That quote from a friend has been bouncing around my head the last few days. Recently I decided to write a book about growing up with mental illness. For me, reading about people's experiences is highly therapeutic, and I've always enjoyed writing (as a kid I wrote newspapers for cats, by cats, so...), and I figured everybody else is writing books now so why not me? But revisiting some of my past, even with the guidance of my therapist, has been proving difficult.
Like many others with mental illness, I have my hand in a fair number of disorders. An old therapist used to tell me, "it's like going to an all-you-can-eat buffet and picking out a little bit of this, a little of that." Having traits of one or a diagnosis of another made no difference to me: I was weird, I was different, and I felt wrong.

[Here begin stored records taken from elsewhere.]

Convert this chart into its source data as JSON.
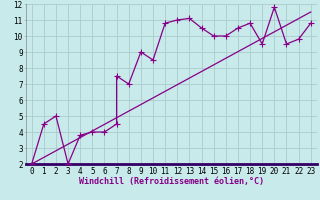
{
  "line1_x": [
    0,
    1,
    2,
    3,
    4,
    5,
    6,
    7,
    7,
    8,
    9,
    10,
    11,
    12,
    13,
    14,
    15,
    16,
    17,
    18,
    19,
    20,
    21,
    22,
    23
  ],
  "line1_y": [
    2.0,
    4.5,
    5.0,
    2.0,
    3.8,
    4.0,
    4.0,
    4.5,
    7.5,
    7.0,
    9.0,
    8.5,
    10.8,
    11.0,
    11.1,
    10.5,
    10.0,
    10.0,
    10.5,
    10.8,
    9.5,
    11.8,
    9.5,
    9.8,
    10.8
  ],
  "line2_x": [
    0,
    23
  ],
  "line2_y": [
    2.0,
    11.5
  ],
  "line_color": "#880088",
  "bg_color": "#c8eaea",
  "grid_color": "#aacccc",
  "xlabel": "Windchill (Refroidissement éolien,°C)",
  "xlim": [
    -0.5,
    23.5
  ],
  "ylim": [
    2,
    12
  ],
  "yticks": [
    2,
    3,
    4,
    5,
    6,
    7,
    8,
    9,
    10,
    11,
    12
  ],
  "xticks": [
    0,
    1,
    2,
    3,
    4,
    5,
    6,
    7,
    8,
    9,
    10,
    11,
    12,
    13,
    14,
    15,
    16,
    17,
    18,
    19,
    20,
    21,
    22,
    23
  ],
  "marker1": "+",
  "marker1_size": 4,
  "line_width": 0.9,
  "xlabel_fontsize": 6.0,
  "tick_fontsize": 5.5
}
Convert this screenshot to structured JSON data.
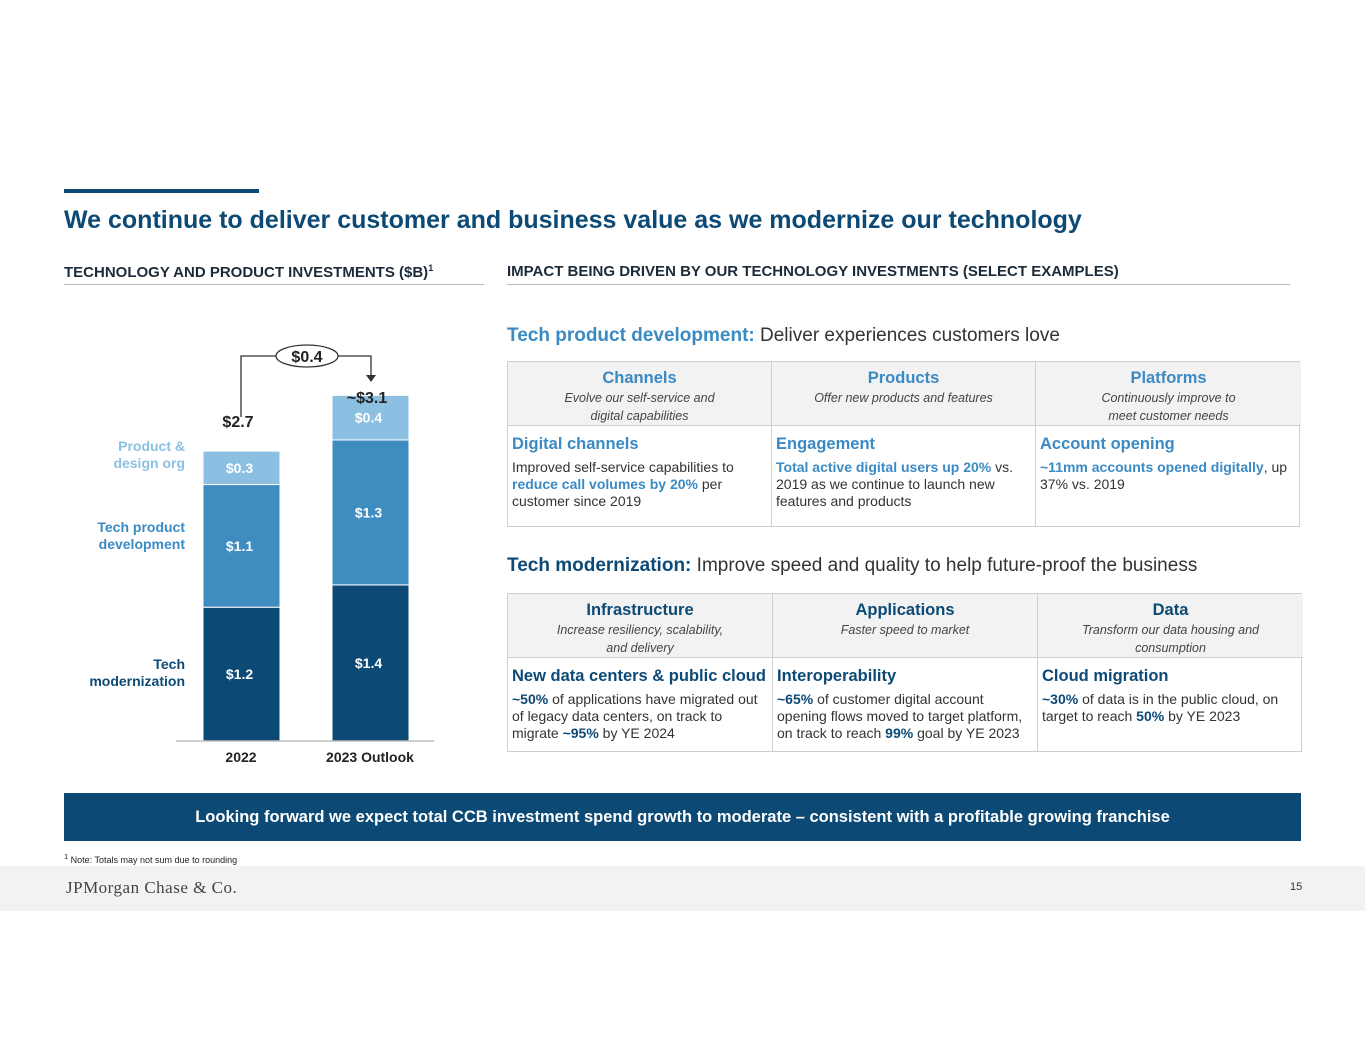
{
  "title": "We continue to deliver customer and business value as we modernize our technology",
  "left_section": {
    "heading": "TECHNOLOGY AND PRODUCT INVESTMENTS ($B)",
    "heading_sup": "1"
  },
  "right_section": {
    "heading": "IMPACT BEING DRIVEN BY OUR TECHNOLOGY INVESTMENTS (SELECT EXAMPLES)"
  },
  "colors": {
    "dark_navy": "#0c4a75",
    "mid_blue": "#3f8cc0",
    "light_blue": "#8cc0e3",
    "label_blue": "#3a8ac4"
  },
  "chart_data": {
    "type": "bar",
    "stacked": true,
    "categories": [
      "2022",
      "2023 Outlook"
    ],
    "series": [
      {
        "name": "Tech modernization",
        "values": [
          1.2,
          1.4
        ],
        "labels": [
          "$1.2",
          "$1.4"
        ],
        "color": "#0c4a75"
      },
      {
        "name": "Tech product development",
        "values": [
          1.1,
          1.3
        ],
        "labels": [
          "$1.1",
          "$1.3"
        ],
        "color": "#3f8cc0"
      },
      {
        "name": "Product & design org",
        "values": [
          0.3,
          0.4
        ],
        "labels": [
          "$0.3",
          "$0.4"
        ],
        "color": "#8cc0e3"
      }
    ],
    "totals": [
      "$2.7",
      "~$3.1"
    ],
    "change_label": "$0.4",
    "ylim": [
      0,
      3.1
    ]
  },
  "tech_product_dev": {
    "label": "Tech product development:",
    "tagline": "Deliver experiences customers love",
    "columns": [
      {
        "title": "Channels",
        "desc1": "Evolve our self-service and",
        "desc2": "digital capabilities",
        "item_title": "Digital channels",
        "t1": "Improved self-service capabilities to ",
        "h1": "reduce call volumes by 20%",
        "t2": " per customer since 2019"
      },
      {
        "title": "Products",
        "desc1": "Offer new products and features",
        "desc2": "",
        "item_title": "Engagement",
        "t1": "",
        "h1": "Total active digital users up 20%",
        "t2": " vs. 2019 as we continue to launch new features and products"
      },
      {
        "title": "Platforms",
        "desc1": "Continuously improve to",
        "desc2": "meet customer needs",
        "item_title": "Account opening",
        "t1": "",
        "h1": "~11mm accounts opened digitally",
        "t2": ", up 37% vs. 2019"
      }
    ]
  },
  "tech_modernization": {
    "label": "Tech modernization:",
    "tagline": "Improve speed and quality to help future-proof the business",
    "columns": [
      {
        "title": "Infrastructure",
        "desc1": "Increase resiliency, scalability,",
        "desc2": "and delivery",
        "item_title": "New data centers & public cloud",
        "h1": "~50%",
        "t1": " of applications have migrated out of legacy data centers, on track to migrate ",
        "h2": "~95%",
        "t2": " by YE 2024"
      },
      {
        "title": "Applications",
        "desc1": "Faster speed to market",
        "desc2": "",
        "item_title": "Interoperability",
        "h1": "~65%",
        "t1": " of customer digital account opening flows moved to target platform, on track to reach ",
        "h2": "99%",
        "t2": " goal by YE 2023"
      },
      {
        "title": "Data",
        "desc1": "Transform our data housing and",
        "desc2": "consumption",
        "item_title": "Cloud migration",
        "h1": "~30%",
        "t1": " of data is in the public cloud, on target to reach ",
        "h2": "50%",
        "t2": " by YE 2023"
      }
    ]
  },
  "banner": "Looking forward we expect total CCB investment spend growth to moderate – consistent with a profitable growing franchise",
  "footnote_sup": "1",
  "footnote": " Note: Totals may not sum due to rounding",
  "logo": "JPMorgan Chase & Co.",
  "page_number": "15"
}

I felt incomplete, like someone was supposed to flip a switch to give me a normal brain, but forgot. There was always something inside me that was patiently waiting, watching as I suffered through panic attacks as early as age seven and when the perfect storm of life-changing events hit me at age eleven, the monster roared itself to life. My first two suicide attempts came in quick succession, and I spent the next five years convincing myself to get out of bed every morning by whispering, "just make it through today and you can kill yourself tomorrow." Those demons raised me, did their best to break me, and taunted me with hope always just out of reach. I was a shell-shocked child wandering around in a daze, acting out in violent outbursts as a cry for help.

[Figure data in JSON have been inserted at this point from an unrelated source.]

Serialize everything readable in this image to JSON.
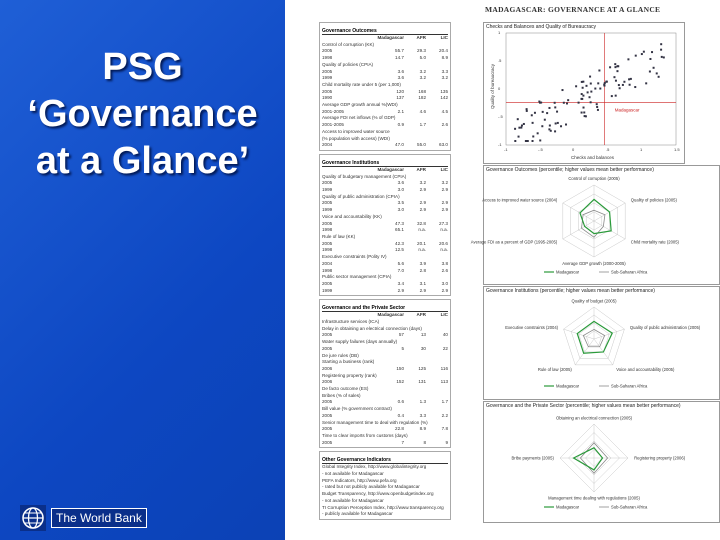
{
  "slide": {
    "title_lines": [
      "PSG",
      "‘Governance",
      "at a Glance’"
    ],
    "logo_text": "The World Bank"
  },
  "doc": {
    "title": "MADAGASCAR: GOVERNANCE AT A GLANCE",
    "left_sections": [
      {
        "heading": "Governance Outcomes",
        "cols": [
          "Madagascar",
          "AFR",
          "LIC"
        ],
        "rows": [
          {
            "label": "Control of corruption (KK)",
            "vals": [
              "",
              "",
              ""
            ],
            "ind": true
          },
          {
            "label": "2005",
            "vals": [
              "55.7",
              "29.3",
              "20.4"
            ]
          },
          {
            "label": "1998",
            "vals": [
              "14.7",
              "5.0",
              "8.9"
            ]
          },
          {
            "label": "Quality of policies (CPIA)",
            "vals": [
              "",
              "",
              ""
            ],
            "ind": true
          },
          {
            "label": "2005",
            "vals": [
              "3.6",
              "3.2",
              "3.3"
            ]
          },
          {
            "label": "1999",
            "vals": [
              "3.6",
              "3.2",
              "3.2"
            ]
          },
          {
            "label": "Child mortality rate under 5 (per 1,000)",
            "vals": [
              "",
              "",
              ""
            ],
            "ind": true
          },
          {
            "label": "2005",
            "vals": [
              "120",
              "168",
              "135"
            ]
          },
          {
            "label": "1990",
            "vals": [
              "137",
              "182",
              "142"
            ]
          },
          {
            "label": "Average GDP growth annual %(WDI)",
            "vals": [
              "",
              "",
              ""
            ],
            "ind": true
          },
          {
            "label": "2001-2005",
            "vals": [
              "2.1",
              "4.6",
              "4.5"
            ]
          },
          {
            "label": "Average FDI net inflows (% of GDP)",
            "vals": [
              "",
              "",
              ""
            ],
            "ind": true
          },
          {
            "label": "2001-2005",
            "vals": [
              "0.9",
              "1.7",
              "2.6"
            ]
          },
          {
            "label": "Access to improved water source",
            "vals": [
              "",
              "",
              ""
            ],
            "ind": true
          },
          {
            "label": "(% population with access) (WDI)",
            "vals": [
              "",
              "",
              ""
            ],
            "ind": true
          },
          {
            "label": "2004",
            "vals": [
              "47.0",
              "55.0",
              "63.0"
            ]
          }
        ]
      },
      {
        "heading": "Governance Institutions",
        "cols": [
          "Madagascar",
          "AFR",
          "LIC"
        ],
        "rows": [
          {
            "label": "Quality of budgetary management (CPIA)",
            "vals": [
              "",
              "",
              ""
            ],
            "ind": true
          },
          {
            "label": "2005",
            "vals": [
              "3.6",
              "3.2",
              "3.2"
            ]
          },
          {
            "label": "1999",
            "vals": [
              "3.0",
              "2.9",
              "2.9"
            ]
          },
          {
            "label": "Quality of public administration (CPIA)",
            "vals": [
              "",
              "",
              ""
            ],
            "ind": true
          },
          {
            "label": "2005",
            "vals": [
              "3.5",
              "2.9",
              "2.9"
            ]
          },
          {
            "label": "1999",
            "vals": [
              "3.0",
              "2.9",
              "2.9"
            ]
          },
          {
            "label": "Voice and accountability (KK)",
            "vals": [
              "",
              "",
              ""
            ],
            "ind": true
          },
          {
            "label": "2005",
            "vals": [
              "47.3",
              "32.8",
              "27.3"
            ]
          },
          {
            "label": "1998",
            "vals": [
              "65.1",
              "n.a.",
              "n.a."
            ]
          },
          {
            "label": "Rule of law (KK)",
            "vals": [
              "",
              "",
              ""
            ],
            "ind": true
          },
          {
            "label": "2005",
            "vals": [
              "42.3",
              "20.1",
              "20.6"
            ]
          },
          {
            "label": "1998",
            "vals": [
              "12.5",
              "n.a.",
              "n.a."
            ]
          },
          {
            "label": "Executive constraints (Polity IV)",
            "vals": [
              "",
              "",
              ""
            ],
            "ind": true
          },
          {
            "label": "2004",
            "vals": [
              "5.6",
              "3.9",
              "3.8"
            ]
          },
          {
            "label": "1998",
            "vals": [
              "7.0",
              "2.8",
              "2.6"
            ]
          },
          {
            "label": "Public sector management (CPIA)",
            "vals": [
              "",
              "",
              ""
            ],
            "ind": true
          },
          {
            "label": "2005",
            "vals": [
              "3.4",
              "3.1",
              "3.0"
            ]
          },
          {
            "label": "1999",
            "vals": [
              "2.9",
              "2.9",
              "2.9"
            ]
          }
        ]
      },
      {
        "heading": "Governance and the Private Sector",
        "cols": [
          "Madagascar",
          "AFR",
          "LIC"
        ],
        "rows": [
          {
            "label": "Infrastructure services (ICA)",
            "vals": [
              "",
              "",
              ""
            ],
            "ind": true
          },
          {
            "label": "Delay in obtaining an electrical connection (days)",
            "vals": [
              "",
              "",
              ""
            ],
            "ind": true
          },
          {
            "label": "2005",
            "vals": [
              "57",
              "13",
              "40"
            ]
          },
          {
            "label": "Water supply failures (days annually)",
            "vals": [
              "",
              "",
              ""
            ],
            "ind": true
          },
          {
            "label": "2005",
            "vals": [
              "5",
              "30",
              "22"
            ]
          },
          {
            "label": "De jure rules (DB)",
            "vals": [
              "",
              "",
              ""
            ],
            "ind": true
          },
          {
            "label": "Starting a business (rank)",
            "vals": [
              "",
              "",
              ""
            ],
            "ind": true
          },
          {
            "label": "2006",
            "vals": [
              "150",
              "125",
              "116"
            ]
          },
          {
            "label": "Registering property (rank)",
            "vals": [
              "",
              "",
              ""
            ],
            "ind": true
          },
          {
            "label": "2006",
            "vals": [
              "152",
              "131",
              "113"
            ]
          },
          {
            "label": "De facto outcome (ES)",
            "vals": [
              "",
              "",
              ""
            ],
            "ind": true
          },
          {
            "label": "Bribes (% of sales)",
            "vals": [
              "",
              "",
              ""
            ],
            "ind": true
          },
          {
            "label": "2005",
            "vals": [
              "0.6",
              "1.3",
              "1.7"
            ]
          },
          {
            "label": "Bill value (% government contract)",
            "vals": [
              "",
              "",
              ""
            ],
            "ind": true
          },
          {
            "label": "2005",
            "vals": [
              "0.4",
              "3.3",
              "2.2"
            ]
          },
          {
            "label": "Senior management time to deal with regulation (%)",
            "vals": [
              "",
              "",
              ""
            ],
            "ind": true
          },
          {
            "label": "2005",
            "vals": [
              "22.8",
              "8.9",
              "7.8"
            ]
          },
          {
            "label": "Time to clear imports from customs (days)",
            "vals": [
              "",
              "",
              ""
            ],
            "ind": true
          },
          {
            "label": "2005",
            "vals": [
              "7",
              "8",
              "9"
            ]
          }
        ]
      }
    ],
    "other_indicators": {
      "heading": "Other Governance Indicators",
      "lines": [
        "Global Integrity Index, http://www.globalintegrity.org",
        "- not available for Madagascar",
        "PEFA Indicators, http://www.pefa.org",
        "- rated but not publicly available for Madagascar",
        "Budget Transparency, http://www.openbudgetindex.org",
        "- not available for Madagascar",
        "TI Corruption Perception Index, http://www.transparency.org",
        "- publicly available for Madagascar"
      ]
    },
    "scatter": {
      "title": "Checks and Balances and Quality of Bureaucracy",
      "ylabel": "Quality of bureaucracy",
      "xlabel": "Checks and balances",
      "highlight_label": "Madagascar",
      "xticks": [
        "-1",
        "-.5",
        "0",
        ".5",
        "1",
        "1.5"
      ],
      "yticks": [
        "-1",
        "-.5",
        "0",
        ".5",
        "1"
      ]
    },
    "radar1": {
      "title": "Governance Outcomes (percentile; higher values mean better performance)",
      "axes": [
        "Control of corruption (2005)",
        "Quality of policies (2005)",
        "Child mortality rate (2005)",
        "Average GDP growth (2000-2005)",
        "Average FDI as a percent of GDP (1995-2005)",
        "Access to improved water source (2004)"
      ],
      "legend": [
        "Madagascar",
        "Sub-Saharan Africa"
      ]
    },
    "radar2": {
      "title": "Governance Institutions (percentile; higher values mean better performance)",
      "axes": [
        "Quality of budget (2005)",
        "Quality of public administration (2005)",
        "Voice and accountability (2005)",
        "Rule of law (2005)",
        "Executive constraints (2004)"
      ],
      "legend": [
        "Madagascar",
        "Sub-Saharan Africa"
      ]
    },
    "radar3": {
      "title": "Governance and the Private Sector (percentile; higher values mean better performance)",
      "axes": [
        "Obtaining an electrical connection (2005)",
        "Registering property (2006)",
        "Management time dealing with regulations (2005)",
        "Bribe payments (2005)"
      ],
      "legend": [
        "Madagascar",
        "Sub-Saharan Africa"
      ]
    },
    "colors": {
      "madagascar": "#2a9a3a",
      "africa": "#8a8a8a",
      "highlight": "#cc2222"
    }
  }
}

Throughout the following years, I had a few psychotic breaks and knowing that it could be a permanent change one day brings up so many emotions that I just become confused and numb. Knowing that you're not quite insane but very well could become so after one too many breakdowns isn't exactly an easy thing to hear, and not something I can focus on as I'm working towards making myself healthy. But it's always there, in the back of my mind, and some days it's so close I could wave hello. With an indescribable longing, I put my hand up to the glass and watch as my reflection does the same. Feel the pull to join it on the other side, free of any burdens or worries, free to do and say whatever I want. I know that once I open that door, it will be nearly impossible to shut it and there will be absolutely horrendous consequences... But giving up means no more fighting for my life every single day. The voices would cease in their daily torment and maybe, just maybe, they would be my friends. (So, yea, I hear voices. I've dealt with auditory hallucinations most of my life and I simply assumed as a child that everyone else did too, they just kept it secret. Like me!) But those are their promises and I know full well they're empty and hollow, but there are days they're maddeningly tempting.

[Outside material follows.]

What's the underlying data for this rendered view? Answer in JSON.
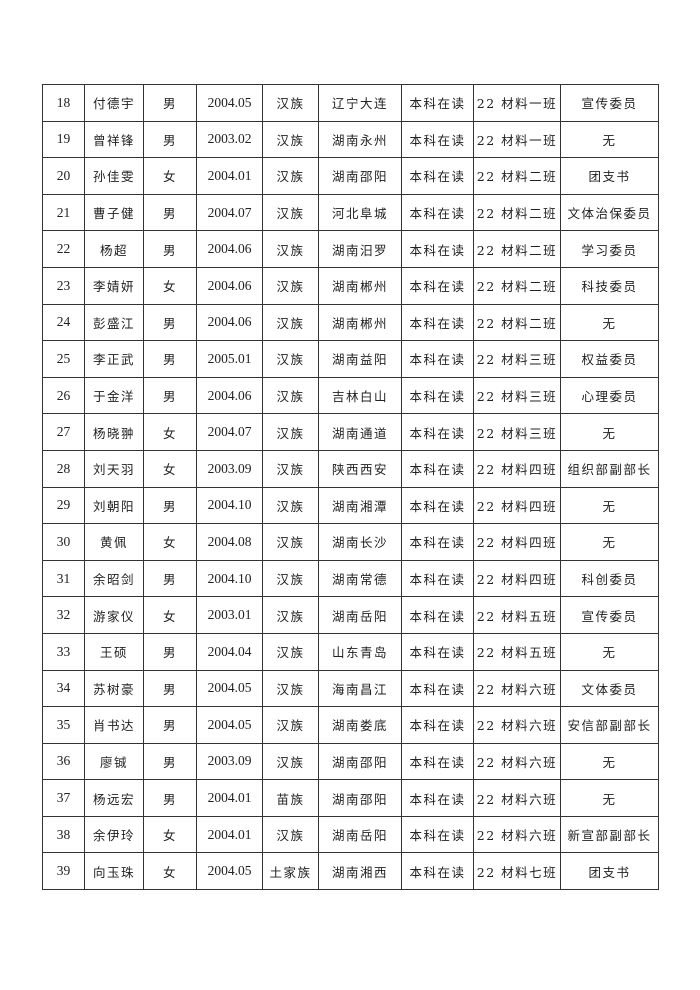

The closest I've come to that reality was the one time I tried weed. People swear by it to calm their anxiety and better their moods, and I had nothing left to lose at that point. So I ate an edible, and spent the next two hours hallucinating that I was being skinned alive by a man calmly singing along to the pina colada song. A few nights later, while I swore I was taking a nap on the couch, my boyfriend informed me that my eyes were open and I was looking directly at him while ignoring everything he said to me. I've experienced disassociation before but never quite like that. We turned on the tv and a horror movie was playing. I only made it about five minutes before a scene was showing a girl being choked with a curling iron (Like, I get that she'd definitely have severe burns but is that scientifically possible? Death by hot curling iron to the mouth??)- and that's when it hit. I was watching myself die, I could see my face plain as day on the screen and then, just as suddenly, I wasn't myself anymore. I still saw my face but the person inside, trying to recognize that it was me, was no longer me. Having those two personalities fighting for control and the sheer terror of thinking I was seeing myself die again broke me in a way I had never experienced. I couldn't sleep, I couldn't shake off the dread, and every time I closed my eyes the scene was there, mocking me. I had literally terrified myself to the point of vomiting the next morning (and I still went to set and worked a 14 hour day because I'm no fucking quitter!).
This is just a piece of the puzzle of the bizarre mural that is my life and my invisible illness. Being self-aware is the most important skill I can rely upon right now. Confronting these dark places inside that don't want to be fixed takes enormous effort, and experiencing PTSD that nearly rendered my meds useless is exhausting. The joke's on me because now, either as a side effect or result of the stress, I don't sleep at all. My body is refusing point-blank to fall asleep. If anything is pushing me faster and closer to insanity, it's this. So I'm writing now in hopes of organizing my thoughts that it gives me the strength to push back another day.
This is for you, having fought these demons alone for so long. This is for your friends and loved ones, while you may not relate to their pain firsthand, you're doing the best you can to support them. This is for the ones who recently woke up one day and realized something was very wrong, but didn't have the words to explain it. This is for us: may we take each day as it comes, with strength to continue surviving and persevering, and that while it may not ever go away, or we fall victim to the belief that we're in it alone, know we are never alone and we are stronger together.